Grup Başkan Demirtaş, "Biz asla şiddet eylemlerine iyi olur demedik. Şu saatten sonra şiddet duracak diyorsak bunun tek yolu karşılıklı ateşkestir. Sayın Başbakan Kandil’e gaz alma amaçlı operasyonları bırakarak, eğer örgüt eylem yapmayacaksa biz de asla yapmayacağız demelidir. Ölümleri durdurmanın en pratik yolu budur karşılıklı eller tetikten çekilecek. O zaman BDP’nin neler yapacağını hükümet görecek. O zaman barış isteyenler bizim gücümüzü görecekler" dedi. Konuşmasında CHP’nin akil adımlar önerisine de gönderme yapan Demirtaş, "Eğer bu konuda CHP önerisini yaptığı akil adamlar konusunun arkasında duracaksa hemen yarın akil adamlar çalışma grubu oluşturalım. İmralı dahil her yere girsin herkesi dinlesin. Hepimizi de dinlesin. Öyle Kandil’e her gece savaş uçaklarıyla gitmek, gece gündüz dağ taş operasyon yapmak yerine en pratik ve en makul yollardır. Bu durum bu kadar vahimken Başbakan’ın çözüm önerilerini açıklama yerine hala bizi tehdit etmesi, Başbakan’ın askeri siyasi operasyon yapması bu işi tümüyle başka bir yere götürür. Bu işin gideceği nokta daha iyi bir nokta olmayacaktır. Bunu görüyoruz. Bunun uyarısını yapıyoruz. Bunu durdurmak için çaba sarf ediyoruz" dedi.

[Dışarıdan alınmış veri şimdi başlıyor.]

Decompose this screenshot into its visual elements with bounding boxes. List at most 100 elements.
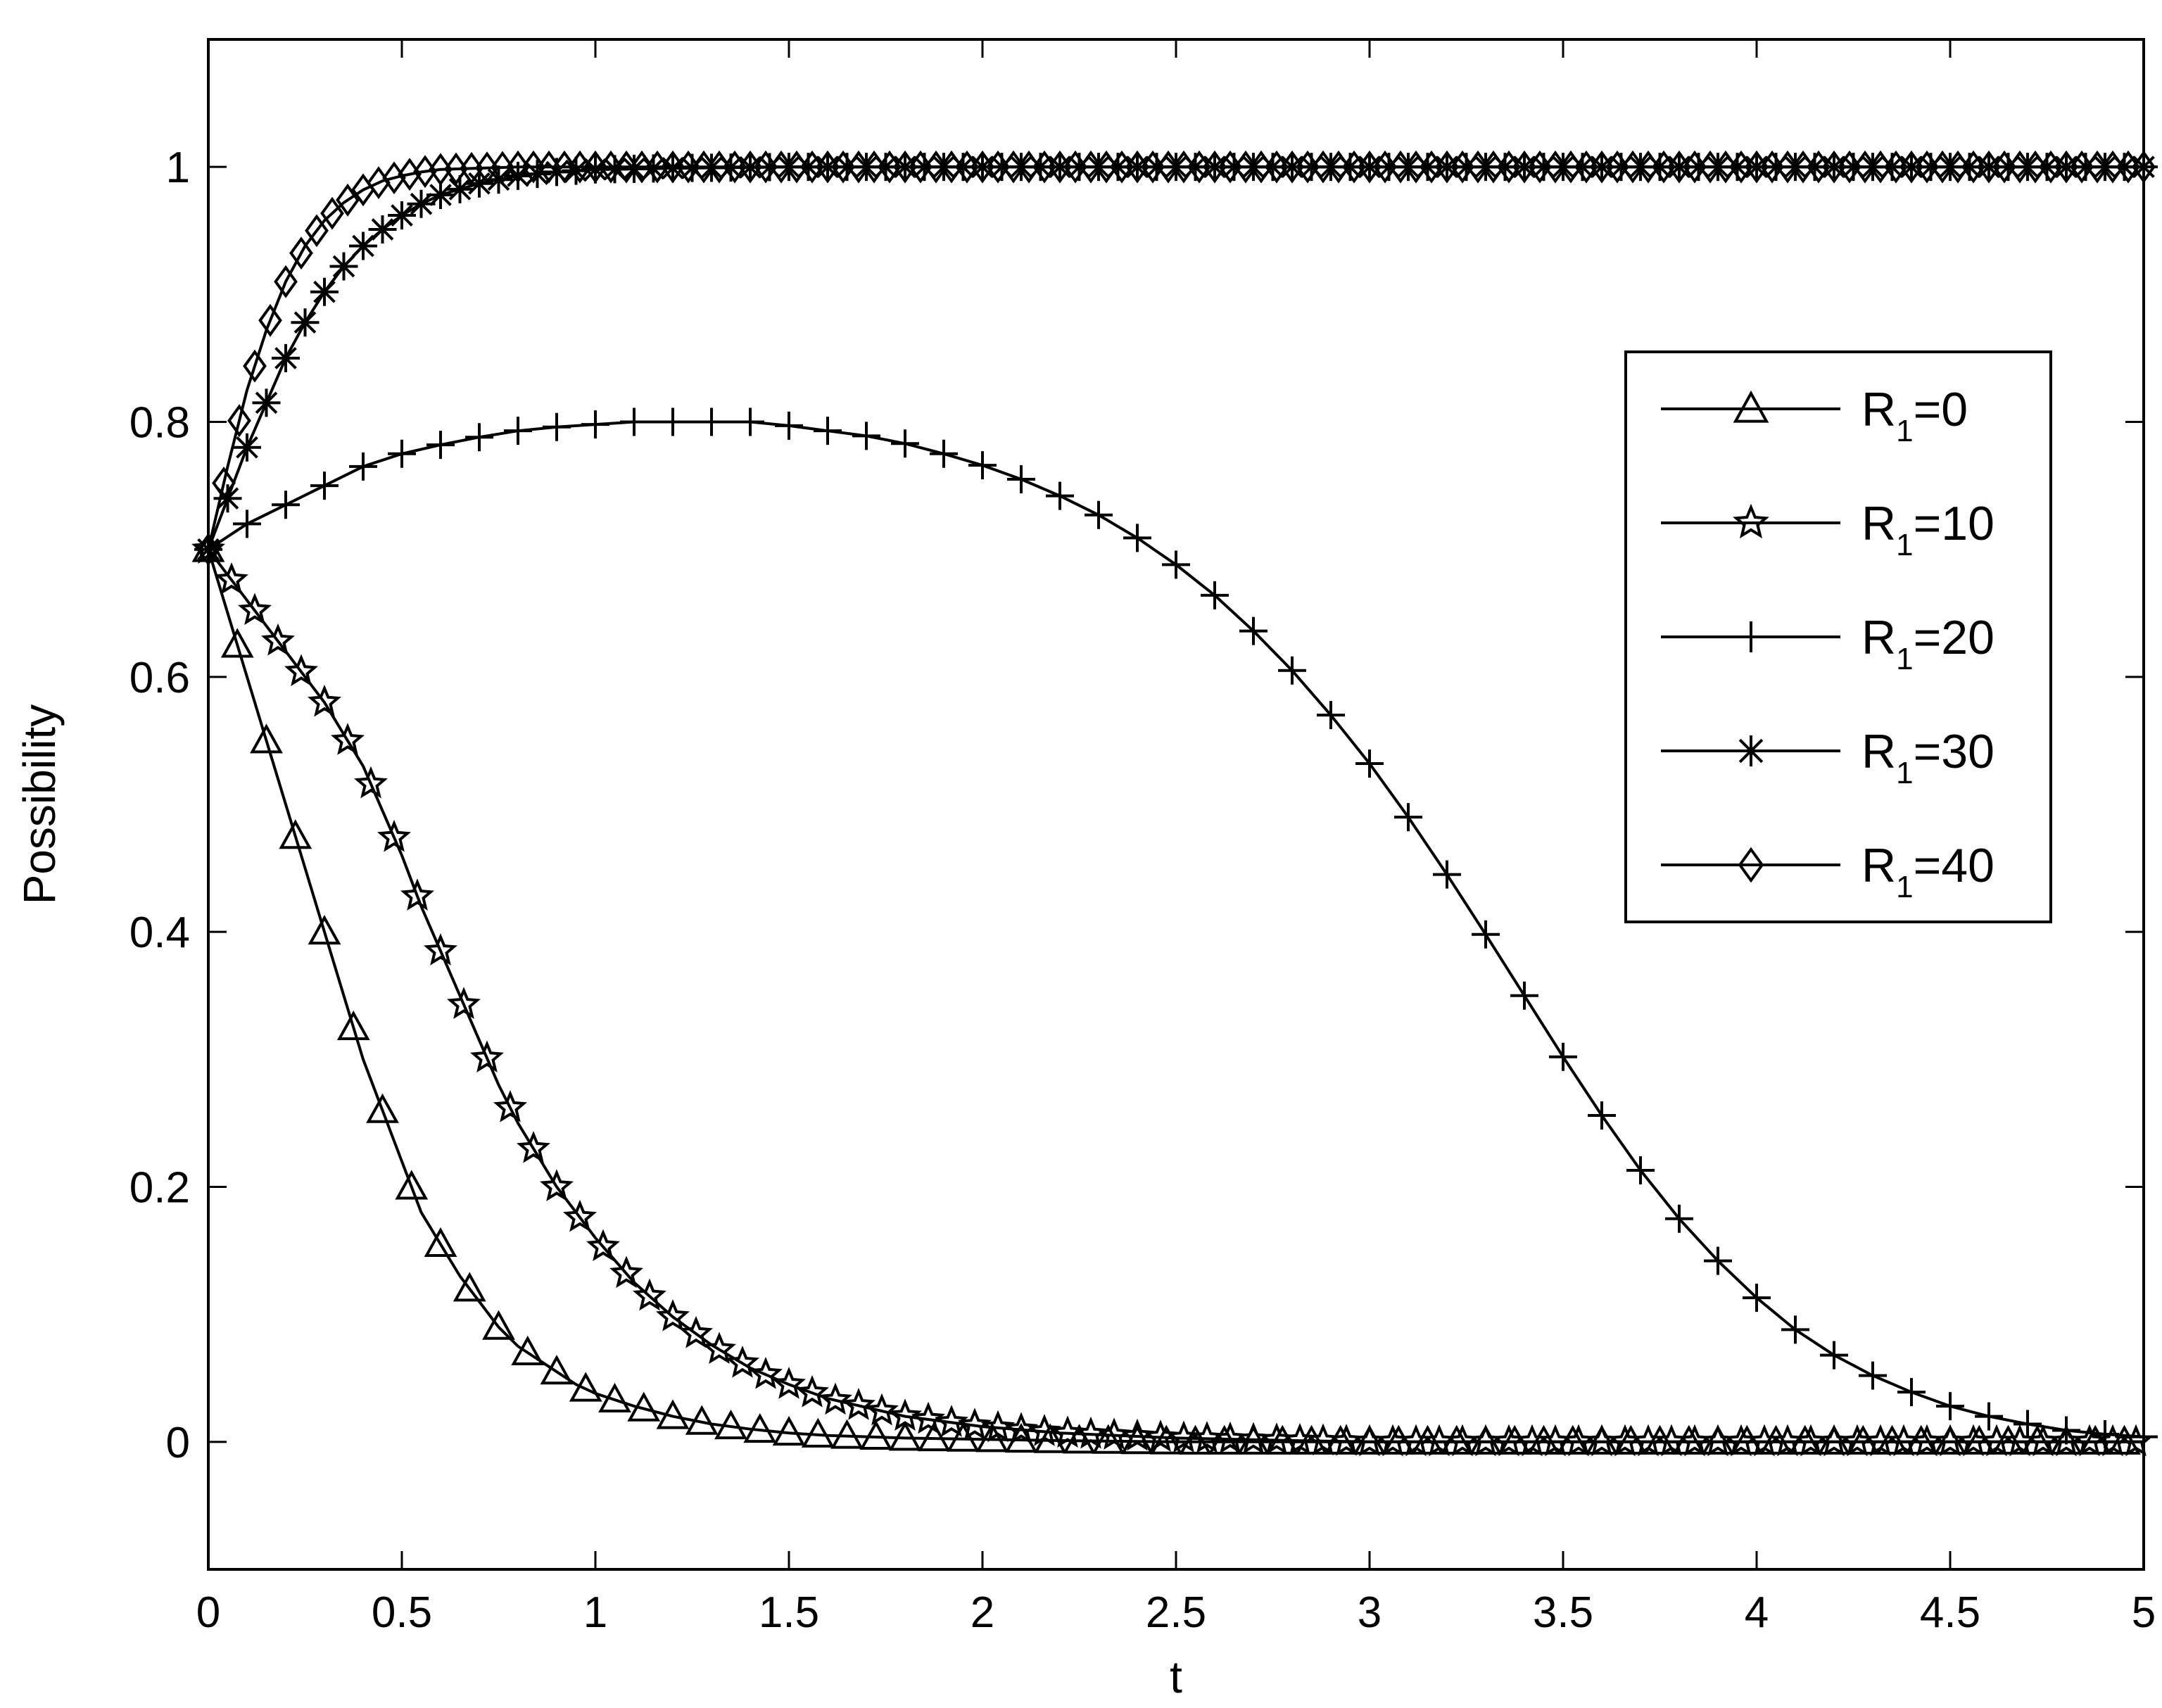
data-point [1394,803,1422,832]
data-point [1404,150,1428,184]
legend-label: R1=30 [1861,725,1995,790]
data-point [1559,150,1583,184]
data-point [692,150,716,184]
data-point [1698,150,1722,184]
data-point [220,628,254,658]
data-point [2039,150,2063,184]
data-point [723,150,747,184]
legend-marker [1736,621,1766,652]
data-point [878,150,902,184]
data-point [1156,150,1180,184]
data-point [1187,150,1211,184]
data-point [395,1170,429,1200]
data-point [354,766,388,799]
data-point [614,150,638,184]
data-point [1203,150,1227,184]
data-point [1590,150,1614,184]
data-point [2052,1416,2080,1445]
data-point [562,156,590,185]
data-point [1930,150,1954,184]
y-tick-label: 0.4 [129,909,190,957]
data-point [852,422,880,450]
data-point [2008,150,2032,184]
data-point [426,431,455,460]
data-point [909,150,933,184]
data-point [627,1391,661,1422]
data-point [862,150,886,184]
data-point [377,819,411,852]
data-point [2054,150,2078,184]
data-point [940,150,963,184]
data-point [213,484,242,513]
data-point [1528,150,1552,184]
data-point [1092,1424,1125,1454]
data-point [349,232,377,260]
x-tick-label: 3.5 [1533,1588,1593,1637]
data-point [1497,150,1521,184]
data-point [2101,150,2125,184]
x-tick-label: 1.5 [759,1588,819,1637]
data-point [1481,150,1505,184]
data-point [552,150,576,184]
data-point [310,472,339,500]
data-point [1626,1156,1655,1184]
data-point [633,1278,666,1311]
data-point [1975,1402,2003,1431]
data-point [349,452,377,481]
data-point [917,1421,951,1452]
data-point [1311,150,1335,184]
data-point [891,429,919,458]
data-point [1683,150,1707,184]
data-point [583,150,607,184]
data-point [1001,150,1025,184]
data-point [1032,150,1056,184]
data-point [568,150,592,184]
data-point [1239,616,1268,645]
x-tick-label: 4.5 [1920,1588,1980,1637]
data-point [331,723,365,755]
data-point [1859,1361,1887,1390]
data-point [388,201,416,230]
data-point [888,1421,922,1451]
data-point [506,150,530,184]
data-point [504,417,532,445]
data-point [981,1410,1015,1443]
data-point [581,410,609,439]
data-point [975,1422,1009,1453]
data-point [1838,150,1861,184]
data-point [1781,1315,1809,1344]
data-point [656,1299,690,1331]
data-point [543,412,571,441]
data-point [1063,150,1087,184]
data-point [1435,150,1459,184]
data-point [1807,150,1831,184]
data-point [924,150,948,184]
data-point [1605,150,1629,184]
data-point [482,1310,515,1340]
data-point [1822,150,1846,184]
legend: R1=0 R1=10 R1=20 R1=30 R1=40 [1624,350,2052,923]
data-point [630,150,654,184]
data-point [639,154,668,183]
data-point [1820,1341,1848,1369]
data-point [484,165,513,194]
data-point [1110,150,1134,184]
data-point [785,150,809,184]
data-point [284,654,318,686]
data-point [842,1388,875,1420]
data-point [947,1422,980,1452]
data-point [470,1040,504,1073]
data-point [968,451,997,480]
data-point [1574,150,1598,184]
data-point [1588,1101,1616,1130]
x-tick-label: 0.5 [372,1588,432,1637]
data-point [2085,150,2109,184]
data-point [685,1405,719,1435]
legend-marker [1736,735,1766,766]
data-point [212,467,236,500]
data-point [754,150,778,184]
data-point [537,150,561,184]
data-point [1172,150,1196,184]
data-point [1265,150,1289,184]
data-point [493,1089,527,1122]
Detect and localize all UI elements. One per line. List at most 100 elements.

KÖŞEYAZARLARINA ’BU HIZLA GİTMEYİN’ MESAJI
Demirtaş konuşmasında eleştirilerde de bulundu. Demirtaş, "Devlet bizi tutuklayabilir, asabilir, idam edebilir, infaz edebilir bütün bunları yapmaya gücü de vardır. Bunların hepsini başarabilir ama bütün bunları yaparak meşruiyeti haklılığı yoktur. Mesele budur. Tehditlerle karşılıklı restleşmelerle bu iş çözülseydi, bugüne kadar 50 bin defa çözülürdü. Biz bunlara cevap vermeyeceğiz. Devlet bunu isterse, yapabilir. Devlet bunu yapacak diye de boyun eğecek halimiz yok." dedi.
Demirtaş, konuşmasında bazı köşeyazarlarını ordu yanlısı olmakla suçladı. Demirtaş, "Türkiye’de siyaset yapan aydın yazar olan medayada görev yapan herkesi barışın tarafından yer almaya çağırıyoruz. Özelikle de bir kısım ordudan ve mermiden hızlı giden arkadaşlara çağrımız, bu hızla gitmeyin iyi bir noktaya gitmiyorsunuz. Sizlerle hep birlikte hepimizi Türkiye’yi barışa davet edelim" dedi.